Eggers and Toph speed along Highway 1 in California, winding along the coast and listening to loud music. He feels as if he and his little brother are “collecting on what’s coming” to them, since he’s convinced that life “owes” them “with interest,” which is why they are “expecting everything, everything.” They have nowhere to be, he notes, so they’re driving and singing as loud as they can. As they drive, Toph makes faces at people in passing cars, and Eggers lets him steer as he takes off his sweatshirt, feeling all the while that Toph has now become his “twenty-four-hour classroom,” his “captive audience, forced to ingest everything [he] deem[s] worthwhile.” “We have been chosen, you see, chosen,” he says, “and have been given this, it being owed to us, earned by us, all of this.”
Having watched his parents die, Eggers feels oddly free. After all, he has dealt with something terrible, and now he has his whole life ahead of him. He’s only twenty-one, has money from the house that he and Beth sold, and can spend his days driving scenic routes with Toph. Of course, all of this is undercut by hardship, but Eggers chooses to assume an optimistic worldview, one in which he and Toph “have been given” the opportunity to make their lives anew. This, he believes, is “owed” to them because of all they have just experienced.
Eggers and Toph live with Kirsten, Beth, and Beth’s friend in a sublet overlooking the Bay. Their lease only extends until the end of summer, but Eggers has decided there’s no rush to find a job.
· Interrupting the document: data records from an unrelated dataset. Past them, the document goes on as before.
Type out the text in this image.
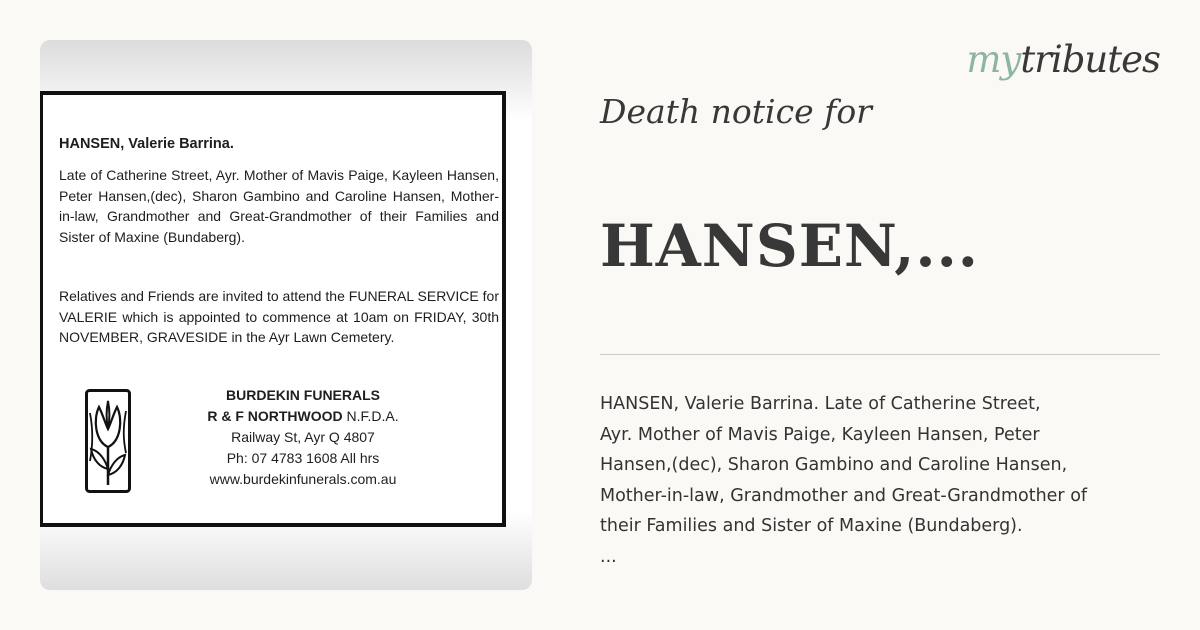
HANSEN, Valerie Barrina.

Late of Catherine Street, Ayr. Mother of Mavis Paige, Kayleen Hansen, Peter Hansen,(dec), Sharon Gambino and Caroline Hansen, Mother-in-law, Grandmother and Great-Grandmother of their Families and Sister of Maxine (Bundaberg).

Relatives and Friends are invited to attend the FUNERAL SERVICE for VALERIE which is appointed to commence at 10am on FRIDAY, 30th NOVEMBER, GRAVESIDE in the Ayr Lawn Cemetery.

BURDEKIN FUNERALS
R & F NORTHWOOD N.F.D.A.
Railway St, Ayr Q 4807
Ph: 07 4783 1608 All hrs
www.burdekinfunerals.com.au
mytributes
Death notice for
HANSEN,...
HANSEN, Valerie Barrina. Late of Catherine Street,
Ayr. Mother of Mavis Paige, Kayleen Hansen, Peter
Hansen,(dec), Sharon Gambino and Caroline Hansen,
Mother-in-law, Grandmother and Great-Grandmother of
their Families and Sister of Maxine (Bundaberg).
...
Instead, he spends time with Toph, trying to make life seem fun and happy. Despite this positive attitude, though, he can’t help but imagine disaster scenarios. For instance, when they drive down Highway 1, he feels like each oncoming car could kill them. “The possibilities leap into my head,” he writes. “We could be driven off the cliff and down and into the ocean. But fuck, we’d make it, Toph and I, given our cunning, our agility, our presence of mind.” He imagines sailing off the cliff and, in perfect coordination with Toph, opening the doors, standing on the roof of the car, and jumping off right as the car splashes into the water.
It’s unsurprising that Eggers often imagines disastrous situations, given that he has actually experienced what many people would consider a worst-case scenario: the nearly simultaneous death of both his parents. However, the way he thinks about these possibilities is worth examining. For example, when he imagines his car being “driven off the cliff,” his fears take on a comic-book style grandeur, becoming caricatures of real life. Indeed, by rendering his fears in this absurd manner, he finds it easier to recognize how unlikely it is that they’ll actually happen. Further, he often finds himself capable of subverting these fears, as when he imagines Toph and himself surviving this crash like a couple of action movie stars.
Toph joins a Little League baseball team, so Eggers spends many of his afternoons sitting on the sidelines and watching him play. As he does so, he becomes sharply aware of the fact that he doesn’t fit in with the mothers who are watching their sons. “I do not know how to interact with the mothers,” he writes. “Am I them?” Sometimes they make an effort to include him, but mostly he sits off to the side and smiles at their jokes. “Fuck it,” he thinks. “I don’t want to be friends with these women, anyway. Why would I care? I am not them. They are the old model and we are the new.”
As a twenty-one-year-old responsible for a seven-year-old, Eggers is in an interesting position. He’s not Toph’s parent, but he finds himself in situations in which he must act like he is. Moreover, he intuits that people don’t know what to make of him. In turn, he questions himself, here wondering if he belongs at baseball games among the other players’ middle-aged mothers. He doesn’t beat himself up about his inability to integrate into the social world of parenthood. Instead, he chooses to celebrate the fact that he’s a nonconventional guardian, declaring that he and Toph are the “new model” of a family.
Eggers explains that he, Beth, and Toph left Chicago quickly, selling almost everything in the house. Now, everyone living in the sublet is “vibrating with the stress of the sundry adjustments, new schools and jobs,” such that they all “quickly begin to snip and snap and complain.” This tension makes its way into Eggers and Kirsten’s relationship, especially because Kirsten—who doesn’t, like Eggers, have money from selling a house—refuses to let him help her financially, instead opting to find a job. Meanwhile, Eggers and Toph have fun, going to beaches to play Frisbee, a sport for which they have remarkable talent. People stop to watch them play, floored by their tricks. “Senior citizens sit and shake their heads, gasping. Religious people fall to their knees. No one has ever seen anything quite like it,” Eggers writes.
Despite the stress of surviving in a new city as a young adult, Eggers concentrates on cultivating a fun, lighthearted, happy environment for Toph. While Kirsten worries about getting a job, Eggers plays games with his little brother, and though this might seem immature, it’s worth bearing in mind that he’s trying to make this transition easier on Toph. As such, one might argue that he’s displaying a remarkable amount of responsibility, even if it seems like he’s just goofing around and not taking life seriously.